After finishing journalism school at Columbia, Stewart worked as a reporter in his native Canada, then in China, Hong Kong, and India. While serving as UPI’s South Asia bureau chief, he had his first taste of danger in Afghanistan in 1995. Trying to leave his Kabul hotel one day with a Pakistani translator, the latter was accused of spying and the pair was held at gunpoint by shady government goons for more than 24 hours; eventually they were interrogated and set free. “When I returned to my base in New Delhi,” Stewart writes, “I was high on adrenaline — thrilled to be alive and raring to go on my next assignment.” He changed jobs, taking a pay cut to work as an AP correspondent in Pakistan.

“I began searching out increasingly dangerous assignments,” he writes, “pushing my limits, and testing my mettle under fire.” His compulsion led him next to Vietnam before finally accepting the position in West Africa at the age of 27. The embattled continent provided fuel for both of Stewart’s engines — his dangerlust and his drive to inform the public. “I had to do my job as a reporter,” he says, “and tell the world that these wars that are legacies of the Cold War and the colonial era are still having impact on innocent people.”

What he saw in Africa appalled him. In Ambushed, he tells of maimed children, families brutalized, whole villages razed by warring factions. He writes of an entire generation lost: children abducted into rebel armies and forced to become soldiers, sex slaves, and human shields. In Sierra Leone, a Nigerian-led coalition military force was trying to oust a junta that had seized power from the elected president in the spring of 1997. The rebel army, the Revolutionary United Front, relied on such ruthless tactics as systematically chopping off civilians’ hands. On top of all this was Stewart’s knowledge that very little of what he was writing — and for which he knew he was risking his life — was being read. His reports were buried in the back pages of faraway newspapers, or not printed at all; editors would tell him their readers just weren’t interested in “anonymous wars in Africa.” This has changed some, says Stewart, since September 11, 2001.

“It’s a typical rule of thumb in journalism that you have to make things local for people to care. Well, the United States now has the most local angle for any conflict in the world. … I think [Americans] understand now why it’s important to know what’s going on in other parts of the world. We can’t turn a blind eye to a place like Pakistan or Afghanistan, because that’s where people like Osama bin Laden are recruiting from.”

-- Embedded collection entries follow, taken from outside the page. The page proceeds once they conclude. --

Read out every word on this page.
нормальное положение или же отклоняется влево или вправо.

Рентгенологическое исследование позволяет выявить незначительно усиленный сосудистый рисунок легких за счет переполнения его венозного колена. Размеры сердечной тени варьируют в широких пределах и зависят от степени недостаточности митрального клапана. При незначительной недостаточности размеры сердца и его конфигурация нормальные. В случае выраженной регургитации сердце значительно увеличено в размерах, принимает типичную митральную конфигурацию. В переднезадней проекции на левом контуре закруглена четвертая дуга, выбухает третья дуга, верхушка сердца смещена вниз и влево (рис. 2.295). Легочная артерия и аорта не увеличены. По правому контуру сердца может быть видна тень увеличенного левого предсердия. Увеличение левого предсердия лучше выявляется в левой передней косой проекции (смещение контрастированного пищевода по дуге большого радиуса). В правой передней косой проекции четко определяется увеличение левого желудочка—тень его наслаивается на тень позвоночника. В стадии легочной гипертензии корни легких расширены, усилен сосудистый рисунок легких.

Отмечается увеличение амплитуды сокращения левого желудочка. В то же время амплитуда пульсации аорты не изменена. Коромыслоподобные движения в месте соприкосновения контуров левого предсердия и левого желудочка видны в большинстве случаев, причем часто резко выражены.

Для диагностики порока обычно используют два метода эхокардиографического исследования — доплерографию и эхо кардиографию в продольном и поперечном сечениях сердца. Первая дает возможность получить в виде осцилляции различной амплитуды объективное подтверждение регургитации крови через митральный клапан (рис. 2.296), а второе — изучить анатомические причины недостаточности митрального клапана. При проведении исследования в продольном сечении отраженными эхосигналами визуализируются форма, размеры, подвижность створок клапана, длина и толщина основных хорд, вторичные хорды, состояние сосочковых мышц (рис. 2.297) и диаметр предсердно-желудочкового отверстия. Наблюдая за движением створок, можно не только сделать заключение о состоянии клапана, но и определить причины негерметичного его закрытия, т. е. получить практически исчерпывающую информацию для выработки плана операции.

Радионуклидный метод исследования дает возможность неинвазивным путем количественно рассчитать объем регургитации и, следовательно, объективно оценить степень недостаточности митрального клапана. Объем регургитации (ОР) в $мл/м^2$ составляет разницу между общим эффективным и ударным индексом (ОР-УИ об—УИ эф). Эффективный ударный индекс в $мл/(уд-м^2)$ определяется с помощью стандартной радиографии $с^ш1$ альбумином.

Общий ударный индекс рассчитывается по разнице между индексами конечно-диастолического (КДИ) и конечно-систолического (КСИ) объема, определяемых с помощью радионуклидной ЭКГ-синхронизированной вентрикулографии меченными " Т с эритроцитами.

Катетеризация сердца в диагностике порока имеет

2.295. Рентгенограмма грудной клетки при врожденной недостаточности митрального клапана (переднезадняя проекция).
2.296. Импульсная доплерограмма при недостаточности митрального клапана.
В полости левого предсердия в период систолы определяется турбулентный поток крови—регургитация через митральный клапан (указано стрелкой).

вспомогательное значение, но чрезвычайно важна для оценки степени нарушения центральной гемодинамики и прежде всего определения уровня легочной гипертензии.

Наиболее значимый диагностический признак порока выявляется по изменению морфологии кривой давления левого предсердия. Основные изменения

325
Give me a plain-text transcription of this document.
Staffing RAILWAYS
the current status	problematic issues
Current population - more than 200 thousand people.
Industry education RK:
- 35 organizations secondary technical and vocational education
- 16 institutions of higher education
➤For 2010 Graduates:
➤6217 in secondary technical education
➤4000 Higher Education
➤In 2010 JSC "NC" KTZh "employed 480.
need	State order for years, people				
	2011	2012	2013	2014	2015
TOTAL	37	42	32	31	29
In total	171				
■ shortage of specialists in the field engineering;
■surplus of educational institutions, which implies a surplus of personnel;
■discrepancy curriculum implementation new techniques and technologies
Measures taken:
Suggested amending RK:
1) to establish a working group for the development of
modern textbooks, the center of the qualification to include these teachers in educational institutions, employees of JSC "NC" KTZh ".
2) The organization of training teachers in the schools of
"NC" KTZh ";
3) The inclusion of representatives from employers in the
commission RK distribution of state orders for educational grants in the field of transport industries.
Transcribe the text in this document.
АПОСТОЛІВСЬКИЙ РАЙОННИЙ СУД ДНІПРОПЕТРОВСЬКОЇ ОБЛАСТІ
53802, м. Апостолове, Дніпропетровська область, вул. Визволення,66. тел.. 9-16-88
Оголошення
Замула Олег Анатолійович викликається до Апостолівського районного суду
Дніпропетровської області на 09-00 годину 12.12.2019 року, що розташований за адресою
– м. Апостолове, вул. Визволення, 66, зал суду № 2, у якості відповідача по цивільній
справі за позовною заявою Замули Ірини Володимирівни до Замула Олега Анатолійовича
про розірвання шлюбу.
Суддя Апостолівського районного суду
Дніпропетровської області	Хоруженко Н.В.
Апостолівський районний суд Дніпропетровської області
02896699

After finishing Ambushed, Stewart accepted a Knight fellowship at Stanford, studying the colonial legacy of conflict in Africa. His residence there coincided with the kidnapping and murder of fellow reporter Daniel Pearl, a Stanford grad — a story that lends Stewart’s an even more tragic authority.

Having flirted with front lines all over the world, Stewart now lives in Berkeley. “It just seemed like a very livable city,” he says. “And, after all my experiences, I wanted somewhere comfortable to live. … I sort of need that now.”